Ölü taklidi yaparak kurtulamazsınız!

  • 14.09.2015 00:00

 Herkesin gördüğü acı gerçek şu ki Türkiye, bir felakete doğru sürükleniyor.

Bu korkunç senaryoyu yazanlar, uyandırdıkları korku sebebiyle herkesin tir tir titremesini istiyor. Korku sarmalına yakalanıp meflûç hale gelmiş kitlelerin despot yönetimlere razı olacağını düşünüyorlar. Ve ibret-i âlem olsun diye hadise çıkarıyorlar.

İsteniyor ki korku her ferdin yüreğine kor gibi düşüversin ve o uğursuz kıvılcımı sürekli harlasın güç odakları. “Eyvah, sıra bana mı geliyor acaba?” endişesiyle uykuları kaçsın insanların. “Neme lazım” deyip kepenklerini kapatanlar, yan komşusuna yapılan zulmü görmezden gelsin. Böylece bir korku imparatorluğu kurulsun isteniyor.
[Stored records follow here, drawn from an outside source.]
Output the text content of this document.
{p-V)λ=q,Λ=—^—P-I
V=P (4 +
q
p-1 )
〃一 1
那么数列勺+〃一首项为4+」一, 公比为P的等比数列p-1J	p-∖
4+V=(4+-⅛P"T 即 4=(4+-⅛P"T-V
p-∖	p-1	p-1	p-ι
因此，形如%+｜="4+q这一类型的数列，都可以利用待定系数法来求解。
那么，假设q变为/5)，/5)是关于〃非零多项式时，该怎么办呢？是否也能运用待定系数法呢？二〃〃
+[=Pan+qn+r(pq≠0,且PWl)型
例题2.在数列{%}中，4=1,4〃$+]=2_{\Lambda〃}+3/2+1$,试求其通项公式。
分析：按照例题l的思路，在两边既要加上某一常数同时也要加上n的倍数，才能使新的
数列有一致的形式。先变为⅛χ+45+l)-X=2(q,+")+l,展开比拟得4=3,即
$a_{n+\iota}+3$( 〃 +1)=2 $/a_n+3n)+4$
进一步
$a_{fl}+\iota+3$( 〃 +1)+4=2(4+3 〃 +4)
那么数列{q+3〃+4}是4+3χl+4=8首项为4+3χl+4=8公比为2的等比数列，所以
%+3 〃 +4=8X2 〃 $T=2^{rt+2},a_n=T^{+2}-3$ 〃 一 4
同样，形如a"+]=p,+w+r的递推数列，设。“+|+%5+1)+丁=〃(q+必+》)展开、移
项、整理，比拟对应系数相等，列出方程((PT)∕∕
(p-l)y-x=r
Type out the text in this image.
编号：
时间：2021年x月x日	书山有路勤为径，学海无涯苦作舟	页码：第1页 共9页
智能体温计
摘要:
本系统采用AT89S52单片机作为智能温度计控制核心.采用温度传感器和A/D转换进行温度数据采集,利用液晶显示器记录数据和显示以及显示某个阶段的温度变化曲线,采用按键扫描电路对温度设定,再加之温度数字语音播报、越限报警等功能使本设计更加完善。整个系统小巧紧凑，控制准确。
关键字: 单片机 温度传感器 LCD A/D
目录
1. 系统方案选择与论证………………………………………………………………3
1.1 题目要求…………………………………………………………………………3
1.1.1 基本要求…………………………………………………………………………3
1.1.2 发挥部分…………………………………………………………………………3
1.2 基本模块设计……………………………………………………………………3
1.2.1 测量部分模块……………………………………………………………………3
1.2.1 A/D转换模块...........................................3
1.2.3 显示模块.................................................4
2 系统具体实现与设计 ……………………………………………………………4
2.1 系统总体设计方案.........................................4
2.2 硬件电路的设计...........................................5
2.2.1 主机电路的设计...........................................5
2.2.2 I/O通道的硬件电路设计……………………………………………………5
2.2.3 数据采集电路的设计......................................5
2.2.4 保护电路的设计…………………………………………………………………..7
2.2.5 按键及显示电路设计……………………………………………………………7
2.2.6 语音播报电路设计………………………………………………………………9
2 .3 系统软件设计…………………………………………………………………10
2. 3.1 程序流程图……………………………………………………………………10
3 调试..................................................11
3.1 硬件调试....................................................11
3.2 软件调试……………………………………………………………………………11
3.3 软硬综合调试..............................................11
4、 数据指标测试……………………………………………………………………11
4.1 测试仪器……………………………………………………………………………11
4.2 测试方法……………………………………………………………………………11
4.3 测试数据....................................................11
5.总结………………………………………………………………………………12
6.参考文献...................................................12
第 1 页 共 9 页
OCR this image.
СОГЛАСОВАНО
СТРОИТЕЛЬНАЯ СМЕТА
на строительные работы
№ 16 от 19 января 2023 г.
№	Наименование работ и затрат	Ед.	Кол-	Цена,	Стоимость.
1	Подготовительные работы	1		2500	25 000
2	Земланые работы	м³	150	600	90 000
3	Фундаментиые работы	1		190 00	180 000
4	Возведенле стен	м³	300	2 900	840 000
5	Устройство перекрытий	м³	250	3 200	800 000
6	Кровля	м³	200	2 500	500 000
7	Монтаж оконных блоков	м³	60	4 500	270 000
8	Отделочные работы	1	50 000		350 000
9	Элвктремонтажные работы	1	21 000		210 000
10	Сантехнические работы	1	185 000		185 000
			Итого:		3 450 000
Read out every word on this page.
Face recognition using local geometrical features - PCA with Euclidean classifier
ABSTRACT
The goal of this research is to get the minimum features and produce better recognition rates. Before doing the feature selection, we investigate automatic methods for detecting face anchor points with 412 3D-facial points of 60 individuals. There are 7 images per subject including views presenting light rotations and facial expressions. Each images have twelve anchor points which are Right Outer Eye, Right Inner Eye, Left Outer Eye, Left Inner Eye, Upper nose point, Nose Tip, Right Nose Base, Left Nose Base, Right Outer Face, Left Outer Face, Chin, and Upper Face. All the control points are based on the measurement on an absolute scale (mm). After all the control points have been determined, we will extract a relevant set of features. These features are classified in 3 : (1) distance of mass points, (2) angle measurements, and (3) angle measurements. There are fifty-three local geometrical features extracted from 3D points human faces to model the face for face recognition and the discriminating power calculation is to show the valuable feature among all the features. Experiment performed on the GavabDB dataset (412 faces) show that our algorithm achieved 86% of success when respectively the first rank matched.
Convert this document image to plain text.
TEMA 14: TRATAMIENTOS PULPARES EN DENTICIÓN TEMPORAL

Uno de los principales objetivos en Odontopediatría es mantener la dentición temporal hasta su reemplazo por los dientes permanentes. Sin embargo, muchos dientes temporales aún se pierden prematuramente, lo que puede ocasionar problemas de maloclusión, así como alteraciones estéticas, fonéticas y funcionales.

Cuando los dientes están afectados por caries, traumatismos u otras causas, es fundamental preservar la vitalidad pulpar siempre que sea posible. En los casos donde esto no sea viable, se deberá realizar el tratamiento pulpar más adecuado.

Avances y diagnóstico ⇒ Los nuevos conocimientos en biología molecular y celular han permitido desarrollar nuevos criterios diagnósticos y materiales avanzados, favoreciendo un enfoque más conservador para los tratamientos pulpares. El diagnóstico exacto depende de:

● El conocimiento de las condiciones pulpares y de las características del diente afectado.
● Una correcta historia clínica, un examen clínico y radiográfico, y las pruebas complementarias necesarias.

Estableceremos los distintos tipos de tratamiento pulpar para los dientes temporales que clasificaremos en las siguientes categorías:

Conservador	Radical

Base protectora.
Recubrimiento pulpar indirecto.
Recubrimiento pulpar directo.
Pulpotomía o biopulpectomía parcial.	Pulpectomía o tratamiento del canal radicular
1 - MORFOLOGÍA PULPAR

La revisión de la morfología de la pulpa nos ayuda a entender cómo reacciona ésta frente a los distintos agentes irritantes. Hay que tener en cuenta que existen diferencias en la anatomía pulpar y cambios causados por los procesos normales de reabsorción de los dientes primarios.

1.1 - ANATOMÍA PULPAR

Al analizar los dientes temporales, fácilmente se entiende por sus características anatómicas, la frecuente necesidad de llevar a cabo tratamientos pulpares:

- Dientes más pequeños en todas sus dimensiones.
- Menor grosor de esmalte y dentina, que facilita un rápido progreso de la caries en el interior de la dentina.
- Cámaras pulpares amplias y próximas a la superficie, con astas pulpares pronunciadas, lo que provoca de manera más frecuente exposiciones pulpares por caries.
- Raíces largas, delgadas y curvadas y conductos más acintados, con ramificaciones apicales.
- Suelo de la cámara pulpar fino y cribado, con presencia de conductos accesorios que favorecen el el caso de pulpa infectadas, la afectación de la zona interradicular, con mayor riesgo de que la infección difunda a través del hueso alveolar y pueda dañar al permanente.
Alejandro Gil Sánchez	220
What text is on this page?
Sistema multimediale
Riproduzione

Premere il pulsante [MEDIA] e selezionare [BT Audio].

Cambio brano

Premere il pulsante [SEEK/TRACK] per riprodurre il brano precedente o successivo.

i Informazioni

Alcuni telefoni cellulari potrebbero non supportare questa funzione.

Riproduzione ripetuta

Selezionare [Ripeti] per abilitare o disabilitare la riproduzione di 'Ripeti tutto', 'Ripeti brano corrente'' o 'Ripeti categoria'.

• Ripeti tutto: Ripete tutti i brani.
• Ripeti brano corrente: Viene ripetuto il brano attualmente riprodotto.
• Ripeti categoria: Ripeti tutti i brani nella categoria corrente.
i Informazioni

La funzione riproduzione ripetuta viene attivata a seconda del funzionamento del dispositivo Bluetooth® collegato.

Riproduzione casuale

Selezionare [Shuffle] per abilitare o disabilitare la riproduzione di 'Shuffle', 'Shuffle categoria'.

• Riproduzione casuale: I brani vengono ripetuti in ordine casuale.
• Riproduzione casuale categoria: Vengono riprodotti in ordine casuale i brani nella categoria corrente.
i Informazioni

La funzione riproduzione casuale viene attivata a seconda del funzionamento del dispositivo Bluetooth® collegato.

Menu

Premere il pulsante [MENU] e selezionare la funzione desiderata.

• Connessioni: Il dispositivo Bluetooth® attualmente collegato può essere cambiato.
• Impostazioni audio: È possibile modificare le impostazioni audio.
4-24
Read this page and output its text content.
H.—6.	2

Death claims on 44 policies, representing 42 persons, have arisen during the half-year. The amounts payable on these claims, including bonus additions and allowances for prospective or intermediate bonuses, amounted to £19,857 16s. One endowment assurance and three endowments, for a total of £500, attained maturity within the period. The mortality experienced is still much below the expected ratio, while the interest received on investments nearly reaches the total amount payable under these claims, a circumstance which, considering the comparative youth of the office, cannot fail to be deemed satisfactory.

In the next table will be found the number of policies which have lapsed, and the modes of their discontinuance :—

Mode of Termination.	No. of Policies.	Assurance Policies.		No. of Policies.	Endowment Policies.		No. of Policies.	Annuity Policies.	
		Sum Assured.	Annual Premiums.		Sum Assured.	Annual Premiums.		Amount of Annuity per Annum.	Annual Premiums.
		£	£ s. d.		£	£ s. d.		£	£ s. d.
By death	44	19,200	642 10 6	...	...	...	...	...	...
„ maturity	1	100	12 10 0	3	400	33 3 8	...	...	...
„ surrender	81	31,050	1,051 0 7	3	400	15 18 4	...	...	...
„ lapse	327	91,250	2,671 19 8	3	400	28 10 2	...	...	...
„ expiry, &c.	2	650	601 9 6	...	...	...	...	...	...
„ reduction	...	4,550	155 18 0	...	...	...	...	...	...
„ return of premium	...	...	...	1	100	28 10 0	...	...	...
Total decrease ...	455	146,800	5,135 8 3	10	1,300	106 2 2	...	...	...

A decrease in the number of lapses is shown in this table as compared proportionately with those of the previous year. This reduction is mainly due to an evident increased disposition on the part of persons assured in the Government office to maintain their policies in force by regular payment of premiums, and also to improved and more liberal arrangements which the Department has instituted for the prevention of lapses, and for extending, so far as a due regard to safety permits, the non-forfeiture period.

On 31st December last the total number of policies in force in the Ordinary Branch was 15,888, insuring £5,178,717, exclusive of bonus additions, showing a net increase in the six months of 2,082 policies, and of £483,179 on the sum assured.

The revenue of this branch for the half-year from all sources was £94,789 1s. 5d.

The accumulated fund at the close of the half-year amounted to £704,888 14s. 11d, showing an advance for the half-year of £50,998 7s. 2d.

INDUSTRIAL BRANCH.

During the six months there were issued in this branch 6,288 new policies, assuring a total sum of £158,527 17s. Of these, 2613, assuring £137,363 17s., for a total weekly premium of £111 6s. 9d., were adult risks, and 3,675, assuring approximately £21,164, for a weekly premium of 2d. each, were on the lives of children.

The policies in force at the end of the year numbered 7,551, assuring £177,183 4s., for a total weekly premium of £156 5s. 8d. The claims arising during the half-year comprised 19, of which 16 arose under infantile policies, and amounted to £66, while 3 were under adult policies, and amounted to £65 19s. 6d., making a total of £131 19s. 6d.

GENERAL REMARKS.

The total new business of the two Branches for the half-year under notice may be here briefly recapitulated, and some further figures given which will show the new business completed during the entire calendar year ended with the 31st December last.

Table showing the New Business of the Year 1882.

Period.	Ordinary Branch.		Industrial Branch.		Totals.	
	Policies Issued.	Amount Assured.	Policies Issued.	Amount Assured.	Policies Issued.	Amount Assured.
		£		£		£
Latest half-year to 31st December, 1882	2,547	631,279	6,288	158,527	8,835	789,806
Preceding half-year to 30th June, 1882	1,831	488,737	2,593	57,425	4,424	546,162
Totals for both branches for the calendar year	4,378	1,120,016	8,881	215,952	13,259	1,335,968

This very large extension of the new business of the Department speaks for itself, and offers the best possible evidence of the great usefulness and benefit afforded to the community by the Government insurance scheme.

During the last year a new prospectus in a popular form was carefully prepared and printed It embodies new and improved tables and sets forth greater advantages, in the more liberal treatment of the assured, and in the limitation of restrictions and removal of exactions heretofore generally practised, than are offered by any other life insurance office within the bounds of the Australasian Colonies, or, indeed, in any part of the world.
Türkiye'nin son yıllardaki sisli puslu manzarasına en hâkim unsur korku. Adalete duyulan güven sarsıldıkça bu atmosfer daha da oksijensiz kalmakta, insanlar can ve mal güvenliğinden endişeye kapılmakta. Verdikleri karardan dolayı hâkimler aylardır hapislerde çürütülüyorsa hangi hâkim cesaretle karar verebilir? Gazeteciler hakkında sudan bahanelerle soruşturmalar açılıyor, eften püften iddialarla hapislere atılıyorsa, hangi gazeteci/aydın, fikrini ifade ederken kendini özgür hissedebilir? Hiçbir somut dayanağı olmadığı halde bazı işadamlarına baskınlar düzenleniyorsa ve onların malına haramiler gibi çökülüyorsa, kim bu ülkede mal güvenliğinin teminat altında olduğunu iddia edebilir?

Son birkaç senedir sürdürülen sindirme, yıldırma, korkutma çalışmalarının belli bir zümreye mahsus olduğu sanıldı. En azından birileri hep böyle olmasını diledi.

Ne var ki bugün ister liberal, ister solcu, ister İslamcı, ister milliyetçi, ister Kürt, ister Alevi, ister nurcu olsun, muktedirden farklı düşünüp de baskı görmeyen grup kaldı mı? Farklı gruplar bir yana, partinin kurucu kadrosunda yer almış isimler bile sırf yanlış gidişata itiraz ettikleri için düşman, hain ilan edilmekte. Anlaşılan, çember giderek daha da daralacak. Şu ana kadar iktidarın hiçbir yanlış icraatına ses çıkarmayan; hatta en hatalı işlerini bile alkışlayan kişiler o daralan mengenenin içinde inim inim inleyecek. İnsanlık tarihi boyunca hep böyle olmuştur çünkü. En uzak daireden başlayan zulüm kuşatması, en yakın halkayı tarumar etmedikçe tatmin olmaz.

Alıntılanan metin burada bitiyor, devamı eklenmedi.